LAOLA1: Probleme bereitet das Personal. Wie gehen Sie mit den vielen Ausfällen um?

Gregoritsch: Wir haben im Prinzip einen 25-Mann-Kader, in den einige Neue wie Gerald Peinsipp von St. Pölten dazugekommen sind. Der Großteil spielt in der Bundesliga bzw. hat Kampfmannschafts-Erfahrung im Profi-Fußball. Das ist überhaupt kein Thema. Es wäre sehr negativ, wenn man sich auf drei, vier Spieler ausredet, die jetzt ausfallen. Das ist halt so im Nationalteam. Es ist mir auch bewusst, dass Marcel Sabitzer nach oben gezogen wird, wenn er gebraucht wird. Die, die jetzt dabei sind, können die sicher nahtlos ersetzen.

LAOLA1: Unter den Fehlenden sind einige Stützen. Gehen da nicht die Alternativen aus?

Gregoritsch: Was uns ein bisschen wehtut, ist, dass Martin Hinteregger gesperrt ist. Das tut weh, weil er ständig gute Form bewiesen hat. Dafür kommt ein Kevin Wimmer in die Mannschaft, der jetzt fix bei Köln spielt. Ansonsten haben wir Spieler, bei denen es möglich ist, sie auszuwechseln. Der Kader ist auch in der Breite qualitativ sehr groß.

LAOLA1: Das spricht wiederum für die Entwicklung der Bundesliga und der Legionäre.

Gregoritsch: In Wahrheit kommen alle Spieler aus der Akademie-Entwicklung.
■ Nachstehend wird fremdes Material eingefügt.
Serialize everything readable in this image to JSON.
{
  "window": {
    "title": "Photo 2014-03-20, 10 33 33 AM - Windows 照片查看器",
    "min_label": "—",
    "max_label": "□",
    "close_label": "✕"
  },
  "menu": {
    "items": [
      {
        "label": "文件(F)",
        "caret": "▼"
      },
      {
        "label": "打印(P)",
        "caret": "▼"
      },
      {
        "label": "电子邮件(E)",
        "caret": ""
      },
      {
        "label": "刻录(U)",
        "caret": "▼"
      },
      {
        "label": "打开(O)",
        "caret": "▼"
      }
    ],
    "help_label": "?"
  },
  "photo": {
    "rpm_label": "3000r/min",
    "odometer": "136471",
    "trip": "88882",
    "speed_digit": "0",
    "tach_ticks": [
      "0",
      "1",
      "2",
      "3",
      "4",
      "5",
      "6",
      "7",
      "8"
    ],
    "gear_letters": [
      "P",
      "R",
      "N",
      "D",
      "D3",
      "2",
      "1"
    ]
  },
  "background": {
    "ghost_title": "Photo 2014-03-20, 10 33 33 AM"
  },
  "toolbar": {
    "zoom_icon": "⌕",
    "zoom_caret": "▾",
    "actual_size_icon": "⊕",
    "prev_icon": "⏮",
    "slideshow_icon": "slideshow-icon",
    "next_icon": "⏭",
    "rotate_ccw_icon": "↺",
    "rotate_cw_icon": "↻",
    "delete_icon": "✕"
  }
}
Das U21-Team ist das letzte Nachwuchsteam. Wenn man dann sieht, wie leicht sich die tun, wenn man taktisch mit ihnen arbeitet und wie vorgebildet sie sind, kann man schon sagen, dass es ein Spiegelbild der gesamten Jugend-Entwicklung in Österreich ist.
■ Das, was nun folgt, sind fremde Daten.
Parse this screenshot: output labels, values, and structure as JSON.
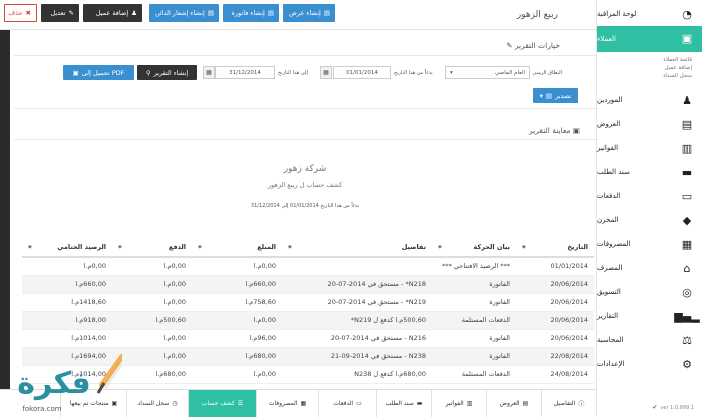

LAOLA1: Trotz der Ausfälle verzichten Sie weiter auf Raphael Holzhauser. Ist das Vertrauen in ihn durch den Vorfall für immer verloren gegangen oder sehen Sie noch eine Chance?
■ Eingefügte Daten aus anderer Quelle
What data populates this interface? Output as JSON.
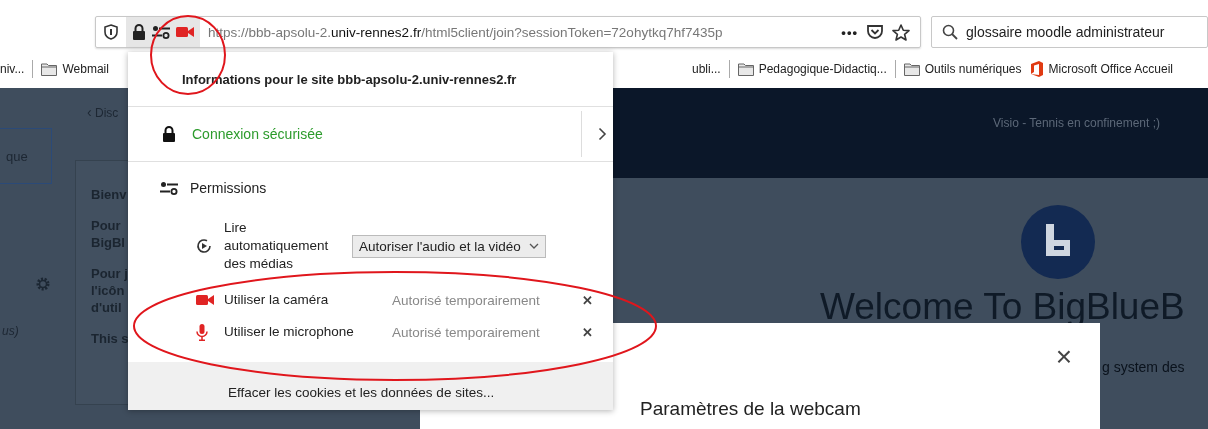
{
  "toolbar": {
    "url": {
      "prefix": "https://bbb-apsolu-2.",
      "domain": "univ-rennes2.fr",
      "path": "/html5client/join?sessionToken=72ohytkq7hf7435p"
    },
    "more": "•••",
    "search": {
      "value": "glossaire moodle administrateur"
    }
  },
  "bookmarks": {
    "left": [
      {
        "kind": "plain",
        "label": "niv..."
      },
      {
        "kind": "folder",
        "label": "Webmail"
      }
    ],
    "right": [
      {
        "kind": "plain",
        "label": "ubli..."
      },
      {
        "kind": "folder",
        "label": "Pedagogique-Didactiq..."
      },
      {
        "kind": "folder",
        "label": "Outils numériques"
      },
      {
        "kind": "office",
        "label": "Microsoft Office Accueil"
      }
    ]
  },
  "page": {
    "sidebar": {
      "button": "que",
      "note": "us)"
    },
    "back_icon": "‹",
    "back_link": "Disc",
    "card_lines": [
      [
        "Bienv"
      ],
      [
        "Pour",
        "BigBl"
      ],
      [
        "Pour j",
        "l'icôn",
        "d'util"
      ],
      [
        "This s"
      ]
    ],
    "header_title": "Visio - Tennis en confinement ;)",
    "welcome": "Welcome To BigBlueB",
    "subtitle": "g system des"
  },
  "site_info": {
    "title": "Informations pour le site bbb-apsolu-2.univ-rennes2.fr",
    "connection": "Connexion sécurisée",
    "permissions_heading": "Permissions",
    "permissions": [
      {
        "kind": "autoplay",
        "label": "Lire automatiquement des médias",
        "value": "Autoriser l'audio et la vidéo"
      },
      {
        "kind": "camera",
        "label": "Utiliser la caméra",
        "status": "Autorisé temporairement",
        "remove": "✕"
      },
      {
        "kind": "microphone",
        "label": "Utiliser le microphone",
        "status": "Autorisé temporairement",
        "remove": "✕"
      }
    ],
    "clear_link": "Effacer les cookies et les données de sites..."
  },
  "webcam_dialog": {
    "close": "×",
    "title": "Paramètres de la webcam"
  }
}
Gregoritsch: Im Jugend-Fußball ist es so, dass man junge Menschen hat, die natürlich noch nicht reife Persönlichkeiten sind, sondern die heranwachsen. Ich bin seit 20 Jahren Pädagoge. Dass da natürlich ein Fehler passieren kann, ist klar. Das ist jetzt aber für mich nicht das Thema. Man kann nicht gleich sagen, dass die Türen komplett zugeworfen sind, es muss ja auch die sportliche Leistung passen. Die hat bei Raphael Holzhauser in den letzten drei, vier Spielen nicht gepasst. Das war nicht so, wie wir uns das vorgestellt haben. Dadurch ist es nicht nur alleine eine disziplinäre Begründung. Nur vom Namen her oder weil er in der deutschen Bundesliga spielt, heißt noch lange nicht, dass er im Nationalteam die Leistung bringen muss. Das hängt natürlich von einer gewissen Einstellung ab.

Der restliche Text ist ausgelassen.